Allerdings kann die Strecke auch für Güterzüge eine interessante Abkürzung sein, momentan findet auf der Hohenlohebahn allerdings so gut wie garkein Güterverkehr statt, zum Teil sicherlich auch der Elektrifizierungslücke geschuldet.
Vermute mal, das ist der Hauptgrund, weshalb die Strippe nicht gezogen wurde. Man befürchtet deutlich, steigenden (Güter)Züge, welche als laut, störend und nächtliche Schlaflosigkeit bekundet werden. Hat man an anderer Stelle ähnlich (auch bei Neubaustrecken, siehe NBS Mannheim-Karlsruhe). :rolleyes:
 
Schopfloch - Bad Wildbad über Freudenstadt, Rastatt, Karlsruhe, Pforzheim. Über die Hügel laufen war da schneller ;)

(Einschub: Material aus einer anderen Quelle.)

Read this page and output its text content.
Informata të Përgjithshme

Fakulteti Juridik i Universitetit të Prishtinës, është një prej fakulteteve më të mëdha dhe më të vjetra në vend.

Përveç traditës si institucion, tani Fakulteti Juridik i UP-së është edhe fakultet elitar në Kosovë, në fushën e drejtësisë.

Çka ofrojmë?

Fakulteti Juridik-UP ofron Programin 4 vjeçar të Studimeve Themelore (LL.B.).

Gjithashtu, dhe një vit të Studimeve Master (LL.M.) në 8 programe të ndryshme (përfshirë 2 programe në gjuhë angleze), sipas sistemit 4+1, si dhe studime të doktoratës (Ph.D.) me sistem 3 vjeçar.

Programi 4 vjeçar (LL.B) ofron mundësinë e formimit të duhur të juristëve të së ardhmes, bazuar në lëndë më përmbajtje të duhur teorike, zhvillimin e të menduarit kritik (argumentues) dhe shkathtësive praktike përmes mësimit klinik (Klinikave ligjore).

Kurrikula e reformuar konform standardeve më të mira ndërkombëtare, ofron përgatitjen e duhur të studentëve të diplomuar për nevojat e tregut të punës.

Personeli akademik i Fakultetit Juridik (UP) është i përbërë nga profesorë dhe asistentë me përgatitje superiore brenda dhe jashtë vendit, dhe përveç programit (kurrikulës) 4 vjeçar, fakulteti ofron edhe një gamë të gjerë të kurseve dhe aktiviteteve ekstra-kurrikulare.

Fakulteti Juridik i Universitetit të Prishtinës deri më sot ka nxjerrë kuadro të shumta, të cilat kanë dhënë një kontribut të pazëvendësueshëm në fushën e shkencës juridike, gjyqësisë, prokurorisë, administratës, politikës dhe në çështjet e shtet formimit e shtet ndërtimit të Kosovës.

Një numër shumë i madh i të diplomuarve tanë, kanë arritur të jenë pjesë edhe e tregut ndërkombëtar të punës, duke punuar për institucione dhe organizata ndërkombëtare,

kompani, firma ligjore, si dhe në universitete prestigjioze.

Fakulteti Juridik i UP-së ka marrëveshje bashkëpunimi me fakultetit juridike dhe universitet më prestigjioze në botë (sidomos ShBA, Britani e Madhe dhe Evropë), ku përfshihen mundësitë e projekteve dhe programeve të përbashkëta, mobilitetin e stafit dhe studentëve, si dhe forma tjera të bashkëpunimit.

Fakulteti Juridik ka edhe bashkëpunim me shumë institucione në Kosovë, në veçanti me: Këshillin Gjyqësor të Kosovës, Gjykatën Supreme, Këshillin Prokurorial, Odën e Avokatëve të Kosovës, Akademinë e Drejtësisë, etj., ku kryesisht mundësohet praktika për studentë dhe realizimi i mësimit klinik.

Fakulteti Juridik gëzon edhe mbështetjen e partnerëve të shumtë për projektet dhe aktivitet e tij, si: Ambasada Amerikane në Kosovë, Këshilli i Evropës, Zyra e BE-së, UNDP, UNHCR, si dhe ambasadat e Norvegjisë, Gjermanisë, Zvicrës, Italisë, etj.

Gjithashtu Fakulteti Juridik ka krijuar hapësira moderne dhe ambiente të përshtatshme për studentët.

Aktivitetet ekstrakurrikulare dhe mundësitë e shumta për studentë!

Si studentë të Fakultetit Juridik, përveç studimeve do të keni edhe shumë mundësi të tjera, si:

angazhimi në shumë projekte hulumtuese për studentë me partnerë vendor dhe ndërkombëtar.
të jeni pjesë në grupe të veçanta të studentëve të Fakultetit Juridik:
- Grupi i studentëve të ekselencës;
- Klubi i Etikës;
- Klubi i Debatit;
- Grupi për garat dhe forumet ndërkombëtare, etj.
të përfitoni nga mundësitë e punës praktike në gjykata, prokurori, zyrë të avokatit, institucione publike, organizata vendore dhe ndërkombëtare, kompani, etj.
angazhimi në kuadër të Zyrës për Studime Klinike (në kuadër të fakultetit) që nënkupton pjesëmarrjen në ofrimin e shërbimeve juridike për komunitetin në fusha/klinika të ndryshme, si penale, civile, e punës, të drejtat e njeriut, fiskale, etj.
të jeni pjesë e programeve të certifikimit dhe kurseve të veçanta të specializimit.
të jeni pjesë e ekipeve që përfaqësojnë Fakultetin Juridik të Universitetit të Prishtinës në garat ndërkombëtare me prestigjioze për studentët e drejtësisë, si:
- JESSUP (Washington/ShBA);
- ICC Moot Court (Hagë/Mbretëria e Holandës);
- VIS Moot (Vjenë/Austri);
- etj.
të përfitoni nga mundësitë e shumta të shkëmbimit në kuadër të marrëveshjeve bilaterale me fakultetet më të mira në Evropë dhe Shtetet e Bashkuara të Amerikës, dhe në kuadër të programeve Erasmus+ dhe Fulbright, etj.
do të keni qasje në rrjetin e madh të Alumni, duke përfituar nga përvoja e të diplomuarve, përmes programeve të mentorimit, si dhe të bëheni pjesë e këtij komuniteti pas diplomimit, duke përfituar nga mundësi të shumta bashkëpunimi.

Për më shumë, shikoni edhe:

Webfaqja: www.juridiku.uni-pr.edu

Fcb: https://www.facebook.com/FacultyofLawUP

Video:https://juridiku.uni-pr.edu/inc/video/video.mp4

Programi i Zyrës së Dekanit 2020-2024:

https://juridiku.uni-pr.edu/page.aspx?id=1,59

Was zu Folge hatte, gab es bspw. in Heilbronn ein Verkehrsunfall (damals am Neckaturm kam das häufig vor), fiel die komplette Fahrt bis Freudenstadt aus. Kann man als Reisenden von bspw. Forbach nach Freudenstadt nicht nachvollziehen.

Nur weil es früher mal gegeben hatte, heißt es lange nicht, dass es in die heutige Zeit passt - nicht nur auf die Stadtbahnen betroffen. Das Verkehrsauskommen (sowohl Personenverkehr als auch Güterverkehr) ist bei nahezu gleicher Infrastruktur deutlich gestiegen. Zuverlässige, lange Zugläufe sind da nicht mehr gegeben Man schaue sich nur die betriebsqualität der heutigen ICEs an, welche quer durchs land fahren und Verspätung mitschleppen.

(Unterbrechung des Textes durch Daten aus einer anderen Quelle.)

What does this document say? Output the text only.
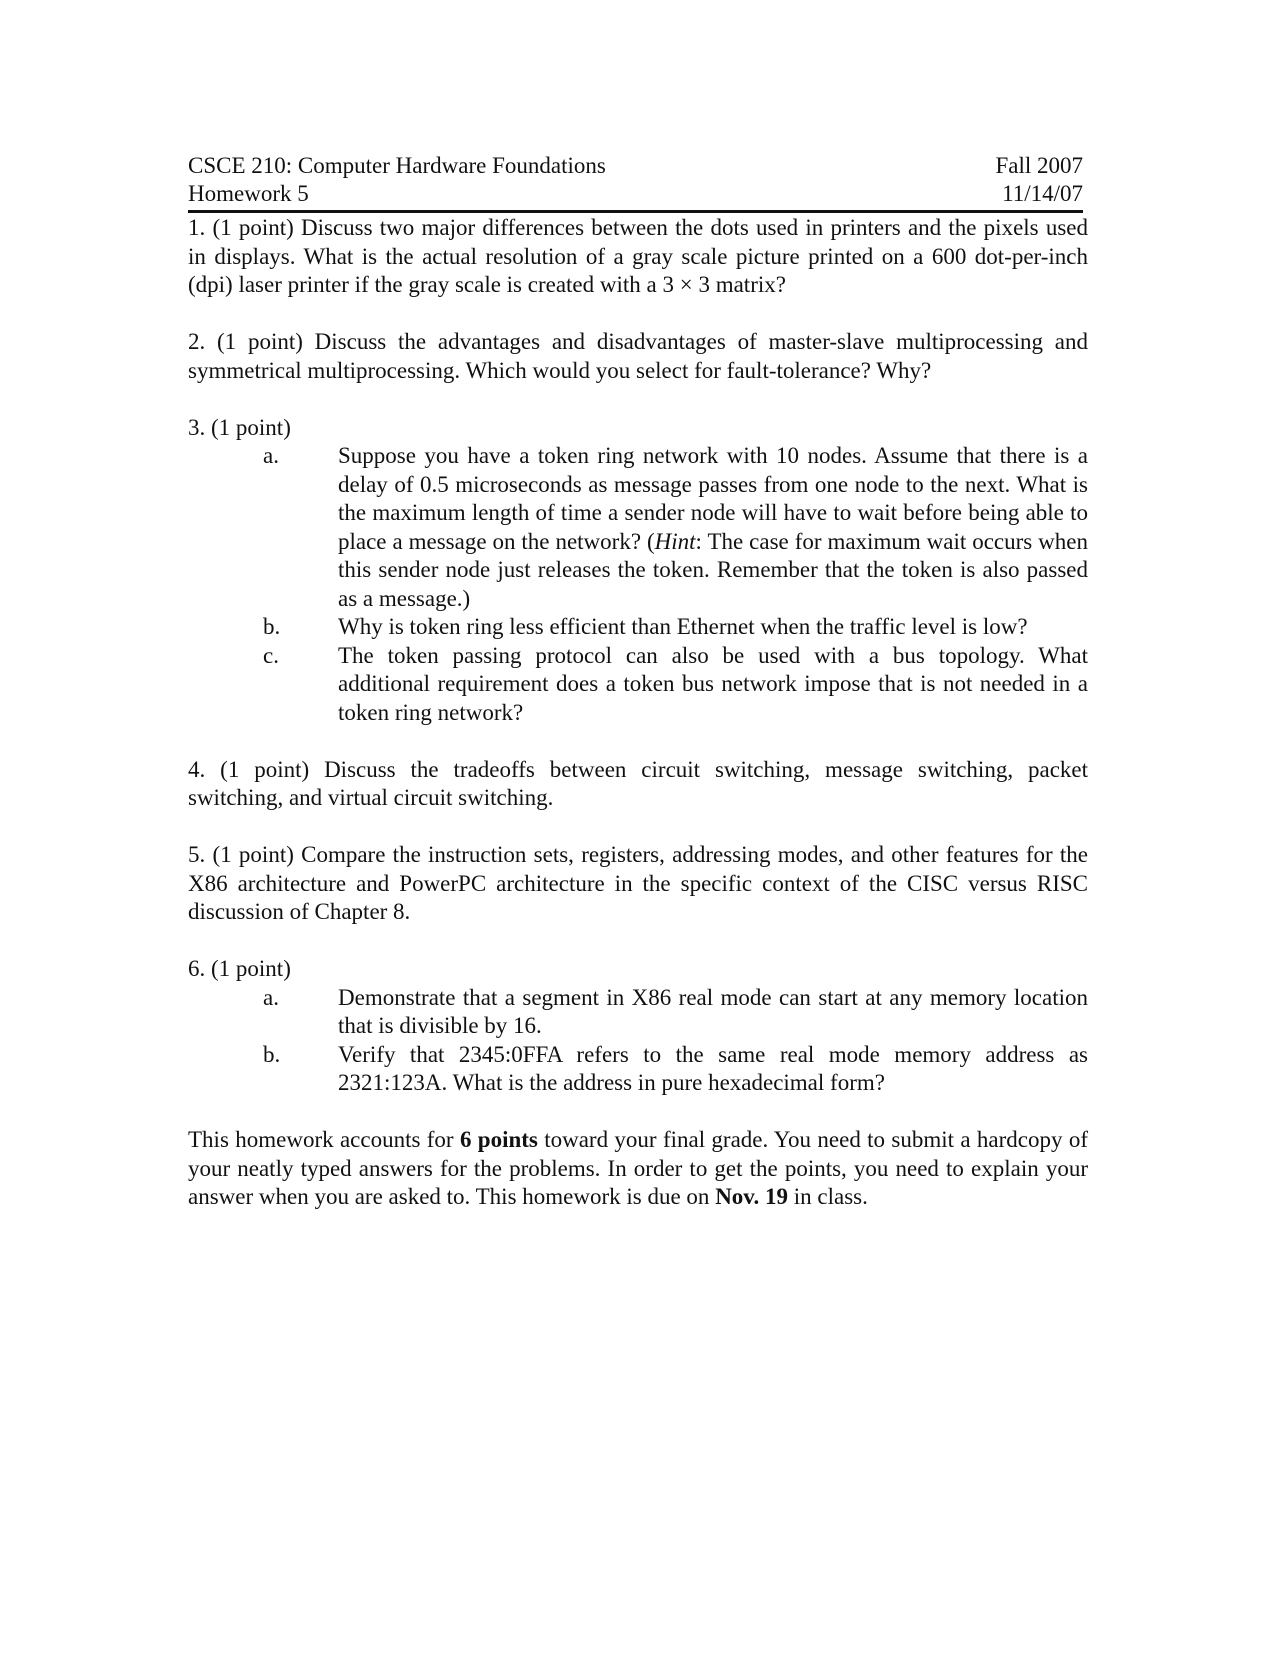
CSCE 210: Computer Hardware Foundations	Fall 2007
Homework 5	11/14/07

1. (1 point) Discuss two major differences between the dots used in printers and the pixels used in displays. What is the actual resolution of a gray scale picture printed on a 600 dot-per-inch (dpi) laser printer if the gray scale is created with a 3 × 3 matrix?

2. (1 point) Discuss the advantages and disadvantages of master-slave multiprocessing and symmetrical multiprocessing. Which would you select for fault-tolerance? Why?

3. (1 point)

a.	Suppose you have a token ring network with 10 nodes. Assume that there is a delay of 0.5 microseconds as message passes from one node to the next. What is the maximum length of time a sender node will have to wait before being able to place a message on the network? (Hint: The case for maximum wait occurs when this sender node just releases the token. Remember that the token is also passed as a message.)
b.	Why is token ring less efficient than Ethernet when the traffic level is low?
c.	The token passing protocol can also be used with a bus topology. What additional requirement does a token bus network impose that is not needed in a token ring network?

4. (1 point) Discuss the tradeoffs between circuit switching, message switching, packet switching, and virtual circuit switching.

5. (1 point) Compare the instruction sets, registers, addressing modes, and other features for the X86 architecture and PowerPC architecture in the specific context of the CISC versus RISC discussion of Chapter 8.

6. (1 point)

a.	Demonstrate that a segment in X86 real mode can start at any memory location that is divisible by 16.
b.	Verify that 2345:0FFA refers to the same real mode memory address as 2321:123A. What is the address in pure hexadecimal form?

This homework accounts for 6 points toward your final grade. You need to submit a hardcopy of your neatly typed answers for the problems. In order to get the points, you need to explain your answer when you are asked to. This homework is due on Nov. 19 in class.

Wenn die Oberleitung nur wäre, hätte man noch mehr anstellen können (Stadtbahn bis Schwäbisch Hall mit neuen Stationen, RE von Karlsruhe weiter nach Nürnberg und wirklich als RE geführt [wird sicherlich gut nachgefragt gewesen] - träumen darf man mal)
Aber hätte, hätte, Fahrradkette... ;)


Aber um halbwegs auf das Thema zurück zu kommen:

Die Durchbindung trägt dazu bei, dass der Karlsruher Hauptbahnhof zum Vollknoten ein Gleis mehr zur Verfügung steht und Rangierfahrten zum Gleis freimachen entfallen. Und somit ist eine kleine Entlastung da.
Wie gut das funktionieren wird, werden wir aber erst in den ersten Tagen sehen.
In Mannheim Hbf hat man die RN-S6 und -S9 ab 12/2025 durchgebunden.
An anderer Stelle haben wir die Durchbindung des RE60 aus Frankfurt/Darmstadt in Mannheim andiskutiert. Endstation wäre dann der "verwaiste" Hbf in Ludwigshafen. M.E. sind die Durchbindungen einen einfache Lösung, wenn es zeitlich möglich ist.

Mir machen drei BEMUs und ein Regiolis und eine S3 pro Stunde mehr Kummer im Hbf Karlsruhe.
Mit dem RN-S-Bahn-Linientausch kann man keine dieser Bahnen durchbinden.
 
In Mannheim Hbf hat man die RN-S6 und -S9 ab 12/2025 durchgebunden.
An anderer Stelle haben wir die Durchbindung des RE60 aus Frankfurt/Darmstadt in Mannheim andiskutiert. Endstation wäre dann der "verwaiste" Hbf in Ludwigshafen. M.E. sind die Durchbindungen einen einfache Lösung, wenn es zeitlich möglich ist.

Mir machen drei BEMUs und ein Regiolis und eine S3 pro Stunde mehr Kummer im Hbf Karlsruhe.
Mit dem RN-S-Bahn-Linientausch kann man keine dieser Bahnen durchbinden.
Der Unterschied zwischen den RE 60 nach Ludwigshafen und der Verknüpfung S6/S9 hat ein entscheidenden Unterschied. Der Verkehrsvertrag vom RE 60 (Main-Neckar-Ried) hat keine Pfälzer Beteiligung, während bei der S6/S9 es in einem Verkehrsvertrag (S-Bahn Rhein-Neckar Los 2) betrieben wird. Zudem werden beide endenden Linien (S6 stündlich aus Mainz und S9 stündlich aus Karlsruhe/Graben-Neudorf) miteinander verknüpft.
Die Fahrten der anderen Stunde gehen auch über Mannheim hinaus, die S5 von Mainz nach Bensheim (wie ein U) und die S9 von Karlsruhe nach Groß-Rohrheim.
Ähnlich wie bei der RE 45 (aus Heilbronn) und RB 44 (aus Achern) in Karlsruhe ab Dezember.